Differences between Old World and New World wine

Old World Wine

Old World wines are produced in countries that have extensive histories and traditions regarding winemaking.  The primary regions that make Old World wines are parts of Europe and the Mediterranean.  The term doesn’t necessarily refer to the style of wine; it refers to the role of terroir and the practice of tradition.  Old World wine countries can usually trace their history back hundreds of years.  Roman, Greek, and Phoenician lands can trace their winemaking histories back thousands of years.  The process of making Old World wines is highly regulated.  Harvesting and pruning must be done manually, whereas New World winemaking uses machines.  Some wine lovers associate a more subtle, soft style in Old World wines.  A few countries that would fall under the Old World category are France, Italy, Spain, Germany, and Greece.

New World Wine

New World wines are not produced in traditional regions.  Most of the regions that make New World wines can only trace their history back a short while.  These wines might be made with new, innovative techniques or an usual blend of varietals.  Hybrids, or crossing grape varietals, are considered New World wines.  New World wines are not dependent on geographical location; they have a stronger emphasis on branding.  Wine pioneers would use grapes from any location and invent new blends.  Max Shubert wanted to make the best table wine in South Australia so he invented Grange Hermitage, a blend of Shiraz and Cabernet Sauvignon.  In 1951, the success of Grange marked the first recognition of the New World style.  This encouraged other winemakers.  New World wine countries include Argentina, Mexico, Chile, the United States, Canada, South Africa, New Zealand, and Australia.

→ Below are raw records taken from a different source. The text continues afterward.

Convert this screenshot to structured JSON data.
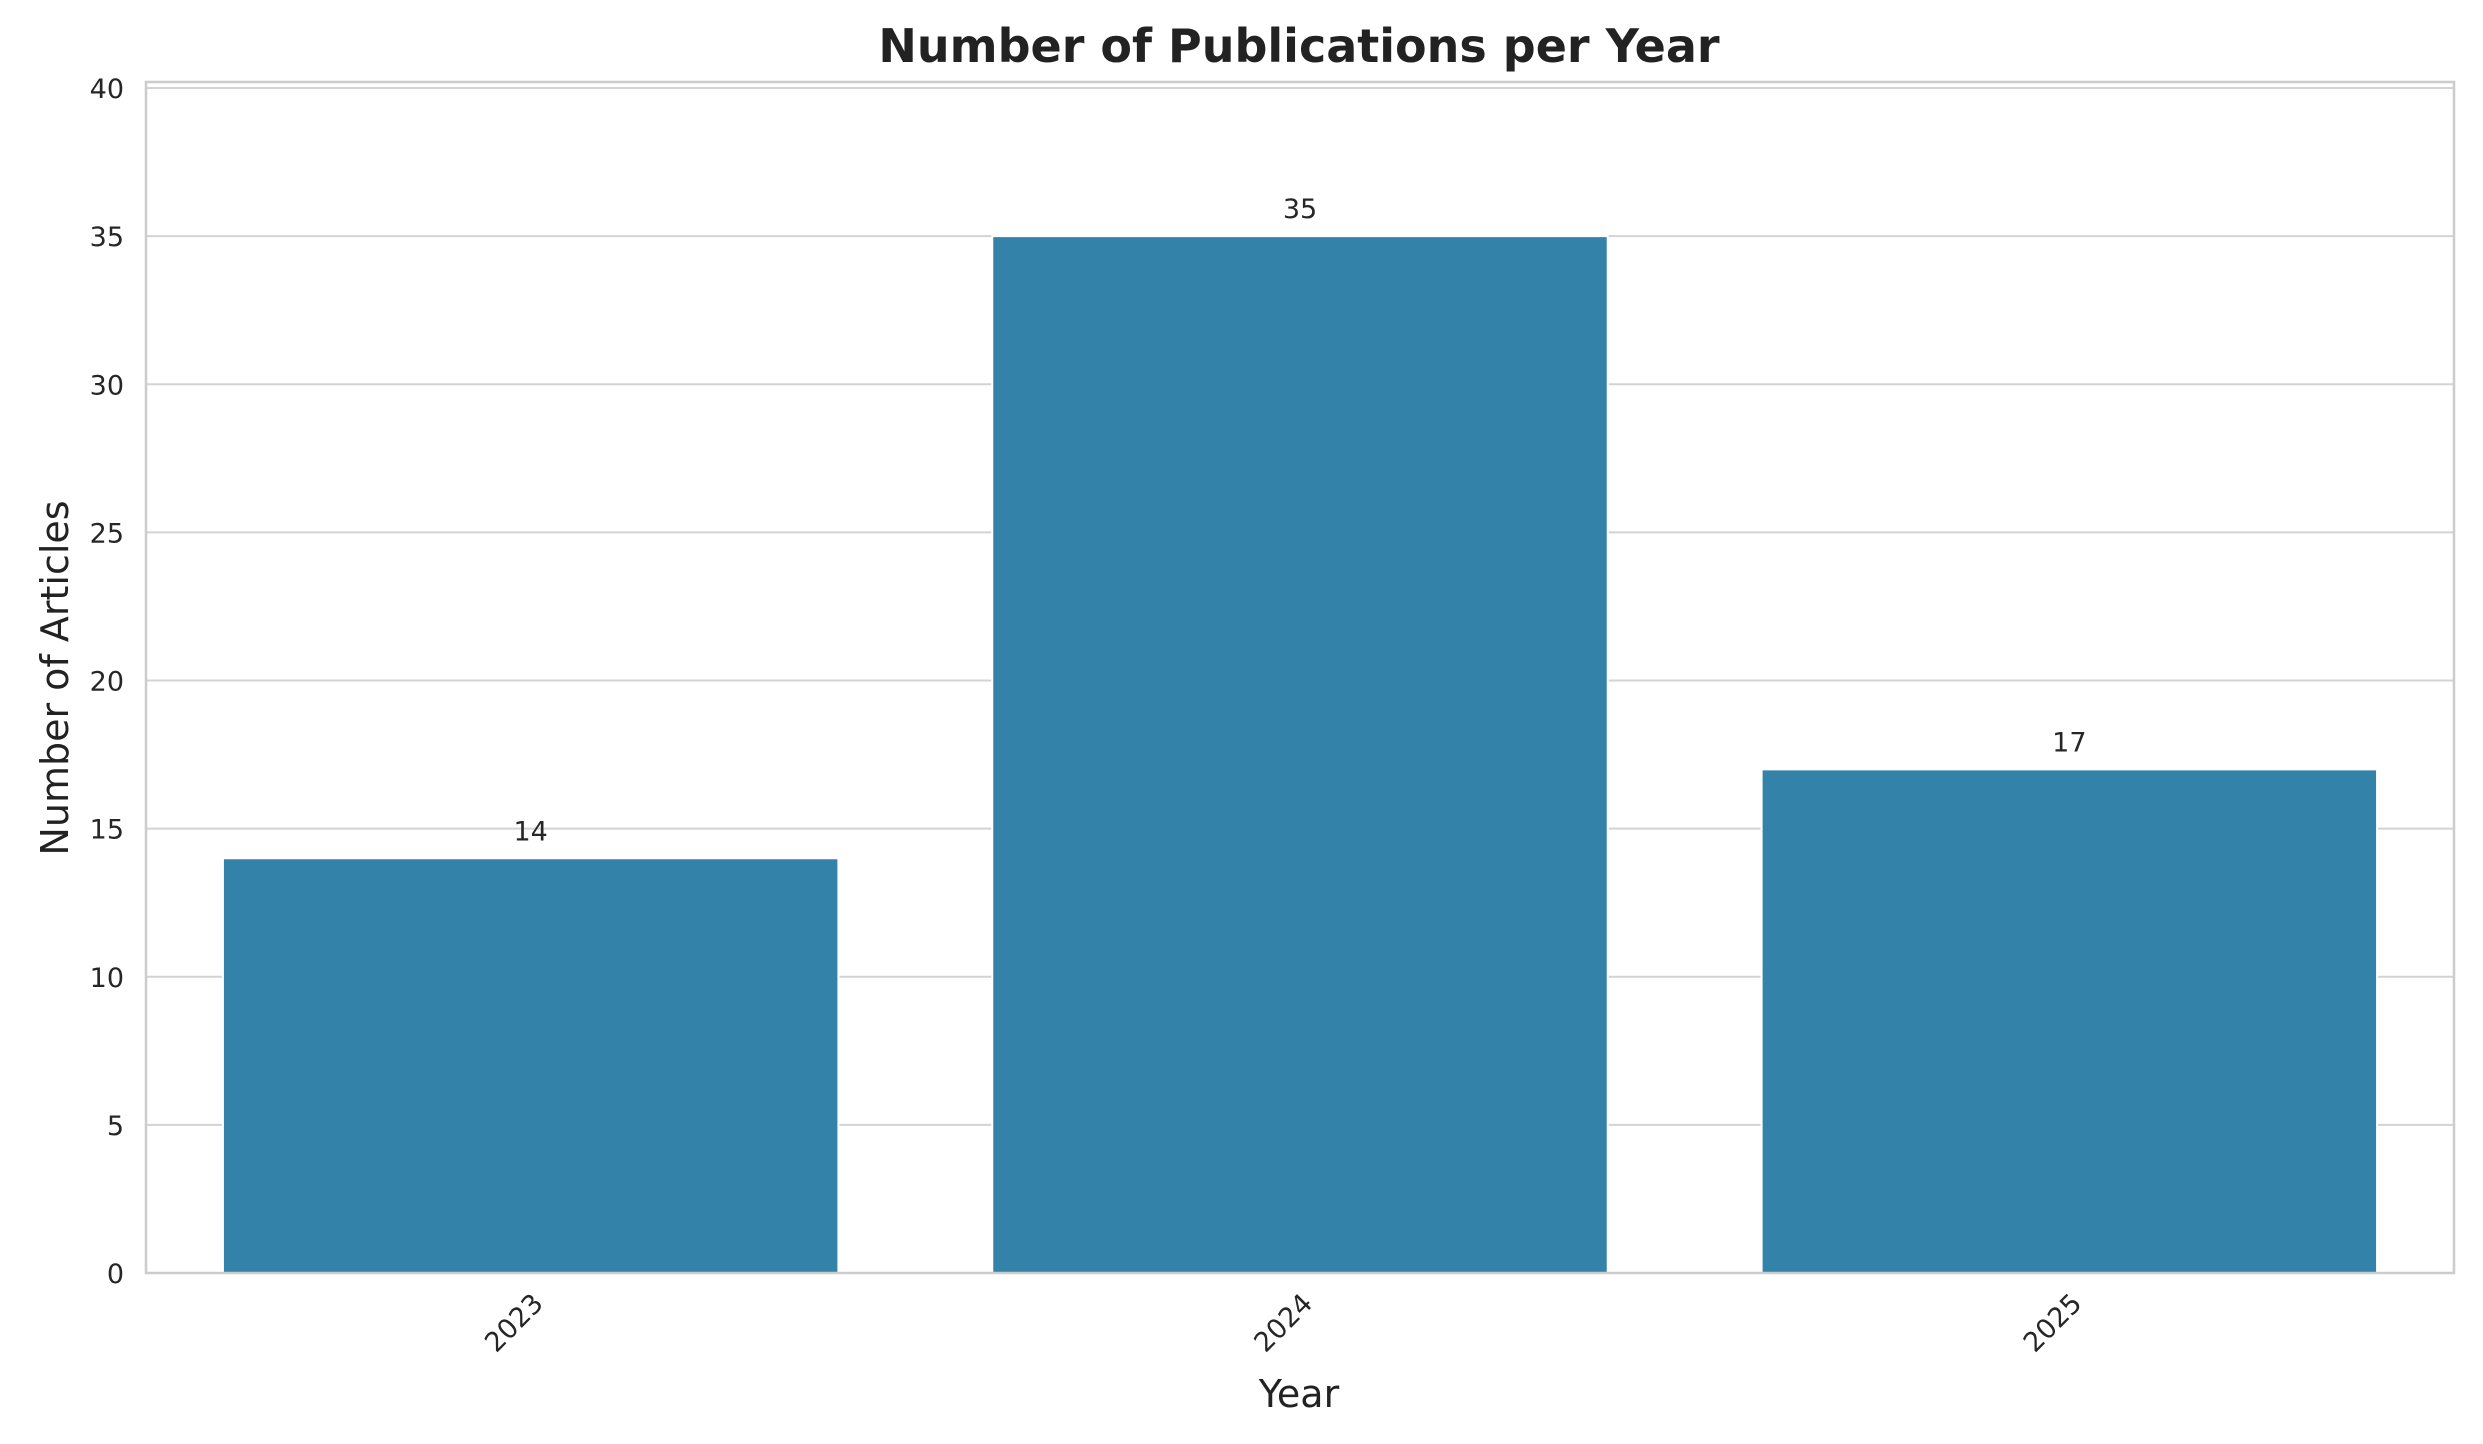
{
  "chart_data": {
    "type": "bar",
    "title": "Number of Publications per Year",
    "xlabel": "Year",
    "ylabel": "Number of Articles",
    "categories": [
      "2023",
      "2024",
      "2025"
    ],
    "values": [
      14,
      35,
      17
    ],
    "data_labels": [
      "14",
      "35",
      "17"
    ],
    "ylim": [
      0,
      40
    ],
    "yticks": [
      0,
      5,
      10,
      15,
      20,
      25,
      30,
      35,
      40
    ],
    "ytick_labels": [
      "0",
      "5",
      "10",
      "15",
      "20",
      "25",
      "30",
      "35",
      "40"
    ],
    "grid": true,
    "bar_color": "#3382aa"
  }
}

Many wine lovers believe that New World wines have a more bold flavor than Old World wines, which are more subtle and graceful.  Certain wines that are from Old World countries can be considered New World, such as Super Tuscans, because they are made with varietals that were not used in traditional wines.  Your preference is entirely up to you, but knowing the differences of the two worlds are important knowledge to wine connoisseurs.  

New World wines have been named for Old World regions, such as Champagne, Sherry, Port, and Burgundy.  The reason was to make consumers believe that the wines might have an Old World taste, but many of the countries objected to the use of their names.  New World wineries used grapes from many different locations, so using the name of a region can help describe the flavor of the wine.  The production of Grange Hermitage inspired confidence in the varietal labeling.  This new labeling system spread further during the 1960s and 1970s with the help of Robert Mondavi and other winemakers.